The Perl Journal August, 2004


Regular expressions are the reason I learned Perl. The first time I saw an s// operator do its job, I was hooked. Given the mountain of data manipulation I was facing at the time, that one little operator sufficed to draw me in to the whole world of Perl. Even now, I love regexes. You might even say I love them a little too much. Looking back at some of my code, I find tools I've written that amount to little more than frameworks wrapped around my regexes. They're just data-delivery systems designed to pass various things through the real workhorses—the regular expressions that filter and transform the data. But I guess there's nothing really wrong with that.

They're hard to resist because of their conciseness. A wealth of very subtle conditional activity can be contained in a very small syntactic space. Nowhere but in a regex do you get so much bang-per-character. Under the right circumstances, one-line pattern matches can do the work of 20 if..else conditions.

Regular expressions, like Perl itself, have deep ties to the past. They give UNIX graybeards a warm, fuzzy feeling, and for those of us who didn't come from UNIX, they just make us feel clever. Quick test: Can you use the phrase "zero-width negative look-ahead assertion" convincingly in a sentence? (Talking like this will either earn you the respect of your peers or make them not want to sit with you at lunch, depending on where you work.)

But even regex junkies should remember that conciseness does not equal efficiency. Perl's regular expression engine does things under the hood that aren't obvious. These can be pitfalls for the unwary. Too much backtracking, for instance, can cause exponential drag on the speed of your program. It's important to remember that a regular expression might not always be the best tool for the job. Examine your options, and don't get too dependent on any one technique.

This month, Jeff "japhy" Pinyan shows off some regex tricks that will let you maximize the power of your patterns without tipping the scales toward inefficiency.
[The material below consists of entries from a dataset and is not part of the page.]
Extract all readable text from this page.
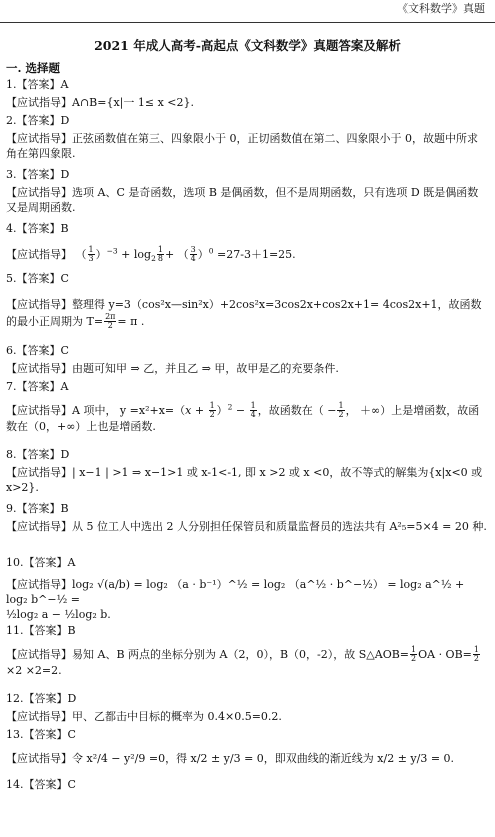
《文科数学》真题
2021 年成人高考-高起点《文科数学》真题答案及解析
一. 选择题

1.【答案】A

【应试指导】A∩B={x|一 1≤ x <2}.

2.【答案】D

【应试指导】正弦函数值在第三、四象限小于 0，正切函数值在第二、四象限小于 0，故题中所求角在第四象限.

3.【答案】D

【应试指导】选项 A、C 是奇函数，选项 B 是偶函数，但不是周期函数，只有选项 D 既是偶函数又是周期函数.

4.【答案】B

【应试指导】 （ $\frac{1}{3} )^{-3} + \log_2 \frac{1}{8}$ + （ $\frac{3}{4} )^0 =27-3+1=25$.

5.【答案】C

【应试指导】整理得 y=3（cos²x—sin²x）+2cos²x=3cos2x+cos2x+1= 4cos2x+1，故函数的最小正周期为 $T= \frac{2\pi}{2} = \pi$ .

6.【答案】C

【应试指导】由题可知甲 ⇒ 乙，并且乙 ⇒ 甲，故甲是乙的充要条件.

7.【答案】A

【应试指导】A 项中， $y =x^2+x=(x + \frac{1}{2} )^2 - \frac{1}{4}$ ，故函数在（ − $\frac{1}{2}$ ， ＋∞）上是增函数，故函数在（0，+∞）上也是增函数.

8.【答案】D

【应试指导】| x−1 | >1 ⇒ x−1>1 或 x-1<-1, 即 x >2 或 x <0，故不等式的解集为{x|x<0 或 x>2}.

9.【答案】B

【应试指导】从 5 位工人中选出 2 人分别担任保管员和质量监督员的选法共有 A²₅=5×4 = 20 种.

10.【答案】A

【应试指导】log₂ √(a/b) = log₂ （a · b⁻¹）^½ = log₂ （a^½ · b^−½） = log₂ a^½ + log₂ b^−½ =
½log₂ a − ½log₂ b.

11.【答案】B

【应试指导】易知 A、B 两点的坐标分别为 A（2，0），B（0，-2），故 S△AOB= $\frac{1}{2}$ OA · $OB= \frac{1}{2}$
×2 ×2=2.

12.【答案】D

【应试指导】甲、乙都击中目标的概率为 0.4×0.5=0.2.

13.【答案】C

【应试指导】令 x²/4 − y²/9 =0，得 x/2 ± y/3 = 0，即双曲线的渐近线为 x/2 ± y/3 = 0.

14.【答案】C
He'll show you how to use delayed-execution assertions to build some nifty self-constructing and recursive regexes, and introduce you to a whole stable of regex variables that I'll bet you didn't know about.

Regular expressions have been both praised as a vitally important tool and criticized as overly abstruse, arcane, and dense. Some see them as a deterrent to learning Perl. That's a little unfair, since you can do a lot in Perl without ever writing a regex, but it's true that regexes have become more closely associated with Perl than with other languages, even though some of those languages have regular expression capabilities that rival those of Perl. In any case, what's true of Perl is true of regular expressions: You can learn as little or as much as you need to do the job in front of you, without digging into a bloated API reference. And for that I'm thankful.

Kevin Carlson
Executive Editor
The Perl Journal